Subtitles are used when needed, but never during the tender encounters between Roxanne and Katsumi, whose communication gap is bridged by a translator, Gen (Ryo Kase, Watanabe’s co-star in “Letters from Iwo Jima”), though their eyes tell us everything we need to know. Alas, the scant running time—clocking in just over 90 minutes—doesn’t allow for the epic emotional scope of the opera. Watanabe is especially underutilized, with too many of his interactions with Moore merely glimpsed in montages. Following the tradition of Rodgers and Hammerstein classics, this budding romance is juxtaposed with a secondary plot thread about young lovers—Gen and the operatically named rebel, Carmen (María Mercedes Coroy)—and their scenes generate more palpable heat. You can tell how good their lovemaking was by the way Carmen bites into an apple. The magic of the opera’s most unforgettable sequence, simultaneously staging both couples’ affairs in rooms that discreetly roll out from either side of the stage, is lost when translated to mere crosscutting on film.

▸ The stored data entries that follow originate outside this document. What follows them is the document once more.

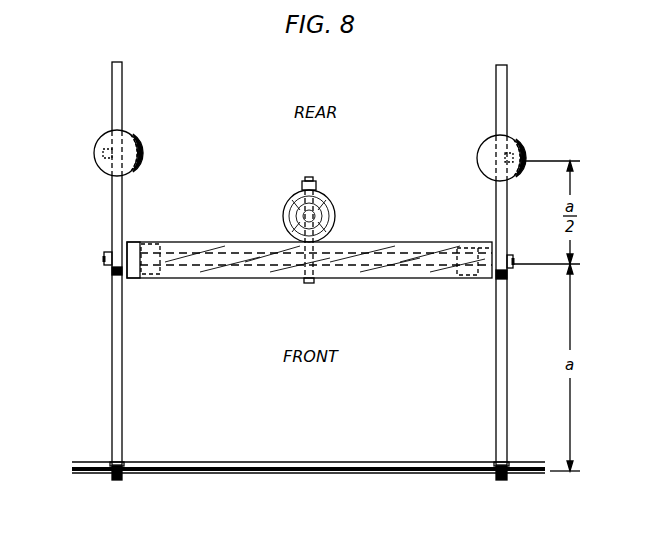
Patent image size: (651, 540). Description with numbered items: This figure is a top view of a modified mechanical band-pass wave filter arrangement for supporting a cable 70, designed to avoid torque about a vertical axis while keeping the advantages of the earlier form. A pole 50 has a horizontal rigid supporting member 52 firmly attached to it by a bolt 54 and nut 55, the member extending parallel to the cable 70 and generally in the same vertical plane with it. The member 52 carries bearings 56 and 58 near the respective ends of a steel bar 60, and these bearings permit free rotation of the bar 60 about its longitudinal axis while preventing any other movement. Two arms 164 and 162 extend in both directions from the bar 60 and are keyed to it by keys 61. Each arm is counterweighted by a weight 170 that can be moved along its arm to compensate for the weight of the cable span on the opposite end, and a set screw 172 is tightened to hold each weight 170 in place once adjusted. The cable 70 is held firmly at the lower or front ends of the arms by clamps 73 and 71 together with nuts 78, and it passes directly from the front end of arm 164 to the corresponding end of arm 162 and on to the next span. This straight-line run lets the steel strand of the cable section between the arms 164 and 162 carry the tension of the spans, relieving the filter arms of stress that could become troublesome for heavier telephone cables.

The pole 50 is at (328, 200).
The horizontal rigid supporting member 52 is at (365, 242).
The bolt 54 is at (308, 180).
The nut 55 is at (302, 185).
The bearing 56 is at (138, 242).
The bearing 58 is at (470, 248).
The steel bar 60 is at (104, 262).
The key 61 is at (104, 256).
The cable 70 is at (85, 462).
The clamp 71 is at (503, 482).
The clamp 73 is at (113, 482).
The nut 78 is at (120, 482).
The arm 162 is at (507, 77).
The arm 164 is at (112, 77).
The weight 170 is at (106, 138).
The set screw 172 is at (104, 156).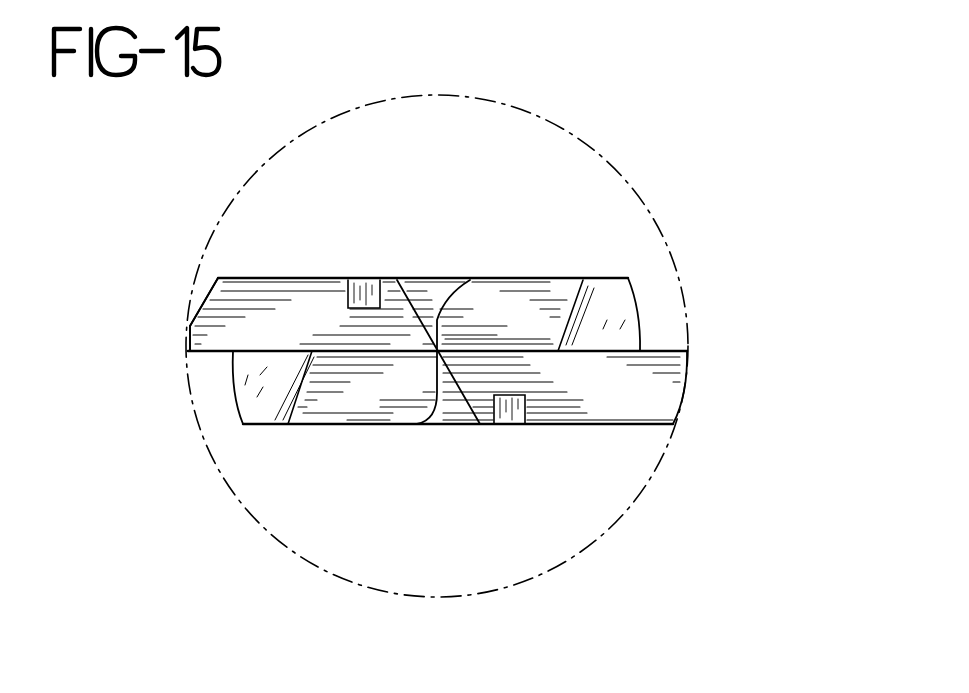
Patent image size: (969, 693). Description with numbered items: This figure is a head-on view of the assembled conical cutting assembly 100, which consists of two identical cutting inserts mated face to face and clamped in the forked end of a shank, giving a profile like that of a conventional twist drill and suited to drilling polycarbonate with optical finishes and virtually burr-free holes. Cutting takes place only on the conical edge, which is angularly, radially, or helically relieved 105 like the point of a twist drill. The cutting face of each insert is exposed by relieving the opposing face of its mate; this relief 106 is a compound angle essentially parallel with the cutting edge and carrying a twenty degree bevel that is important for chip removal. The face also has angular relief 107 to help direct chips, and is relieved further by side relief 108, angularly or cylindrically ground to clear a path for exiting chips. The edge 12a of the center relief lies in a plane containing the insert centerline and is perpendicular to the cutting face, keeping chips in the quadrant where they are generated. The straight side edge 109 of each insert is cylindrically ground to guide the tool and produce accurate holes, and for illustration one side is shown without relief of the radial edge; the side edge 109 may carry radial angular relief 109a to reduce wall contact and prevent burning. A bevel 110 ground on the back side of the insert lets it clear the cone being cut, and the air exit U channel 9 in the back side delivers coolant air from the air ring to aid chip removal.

The conical cutting assembly 100 is at (698, 268).
The air exit U channel 9 is at (369, 279).
The relief of conical edge 105 is at (583, 417).
The bevel 110 is at (420, 279).
The center relief edge 12a is at (473, 279).
The relief 106 is at (559, 279).
The angular relief 107 is at (263, 407).
The side relief 108 is at (633, 291).
The straight side edge 109 is at (673, 419).
The radial angular relief 109a is at (203, 302).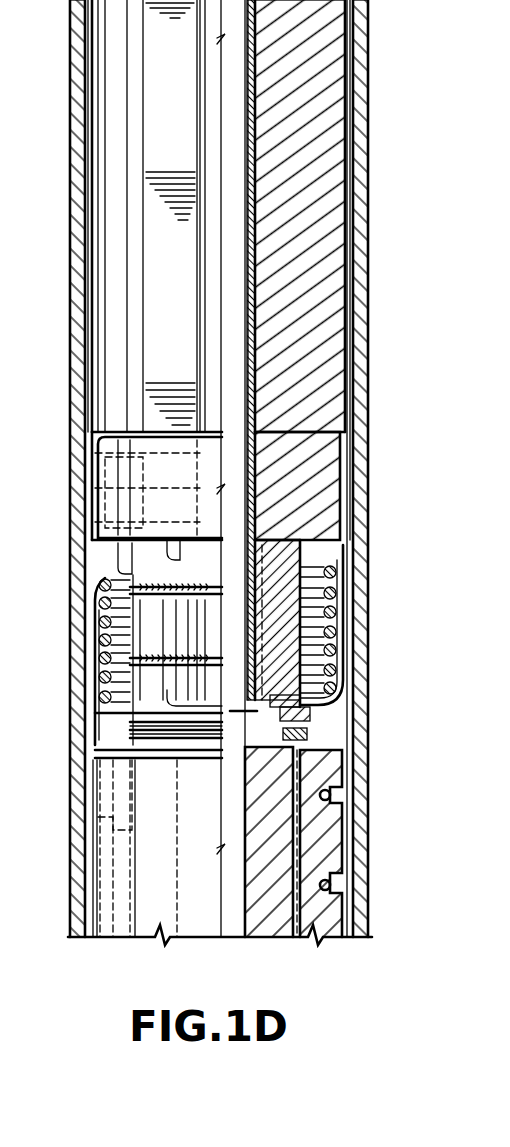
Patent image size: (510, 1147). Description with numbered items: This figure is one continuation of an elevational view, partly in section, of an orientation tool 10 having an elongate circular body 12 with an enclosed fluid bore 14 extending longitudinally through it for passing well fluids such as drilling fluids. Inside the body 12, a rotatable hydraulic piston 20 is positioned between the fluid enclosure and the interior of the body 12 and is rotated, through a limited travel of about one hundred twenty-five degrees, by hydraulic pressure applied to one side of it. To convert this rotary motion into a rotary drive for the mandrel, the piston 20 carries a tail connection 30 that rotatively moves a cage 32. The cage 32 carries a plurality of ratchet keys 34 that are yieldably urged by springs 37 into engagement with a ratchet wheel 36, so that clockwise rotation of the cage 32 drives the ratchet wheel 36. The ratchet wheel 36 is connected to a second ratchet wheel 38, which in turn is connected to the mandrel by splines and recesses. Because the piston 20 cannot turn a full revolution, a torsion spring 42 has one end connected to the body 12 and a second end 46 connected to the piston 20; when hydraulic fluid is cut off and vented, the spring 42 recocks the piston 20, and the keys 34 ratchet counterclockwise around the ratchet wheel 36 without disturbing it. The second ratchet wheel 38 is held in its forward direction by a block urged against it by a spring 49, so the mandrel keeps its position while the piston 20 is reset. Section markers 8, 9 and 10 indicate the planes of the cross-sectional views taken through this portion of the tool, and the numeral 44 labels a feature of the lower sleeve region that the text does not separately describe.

The section line 8- 8 is at (57, 78).
The section line 9- 9 is at (57, 590).
The orientation tool 10 is at (27, 763).
The elongate circular body 12 is at (368, 220).
The enclosed fluid bore 14 is at (232, 162).
The rotatable hydraulic piston 20 is at (322, 300).
The tail connection 30 is at (200, 482).
The cage 32 is at (323, 462).
The ratchet keys 34 is at (100, 645).
The ratchet wheel 36 is at (345, 716).
The springs 37 is at (100, 690).
The second ratchet wheel 38 is at (270, 798).
The torsion spring 42 is at (340, 613).
The lower sleeve 44 is at (110, 812).
The second end 46 is at (95, 452).
The spring 49 is at (340, 886).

These reservations aside, I was still amazed at how involved I had become in the characters’ plight by the time their story had reached its tragic conclusion. So thoroughly has the director immersed us in their feelings for one another that even the house starts to resemble a cozy place to live. Once again demonstrating that he knows how to stick a landing, Weitz leaves his most indelible fingerprint on the material by setting his wrenching climactic sequence to Vladimir Martynov’s “The Beatitudes,” a spellbinding composition that is nothing less than the musical equivalent of a flower in mid-bloom. Though this track from the Kronos Quartet had already been tinged with heartache when heard over the end credits of Paolo Sorrentino’s “The Great Beauty,” here Martynov’s music equals the bracing despair of “Nearer My God to Thee” when performed by the violinists aboard the sinking Titanic. Benjamin helplessly surveys the inevitable carnage as if it were water seeping into his ship. Those who survive find themselves in an ironic predicament, since their “rescue” seems more like an entrance into a greater prison, where its inhabitants are routinely shielded from understanding the humanity of others. All we’re left with, in the end, is a prayer wrapped in a song haunted by unspoken memories. I was reminded of the astonishing young opera singer, Laura Bretan, who performs “Pie Jesu” in order to commune with her late grandfather. What is music if not language at its most spiritual?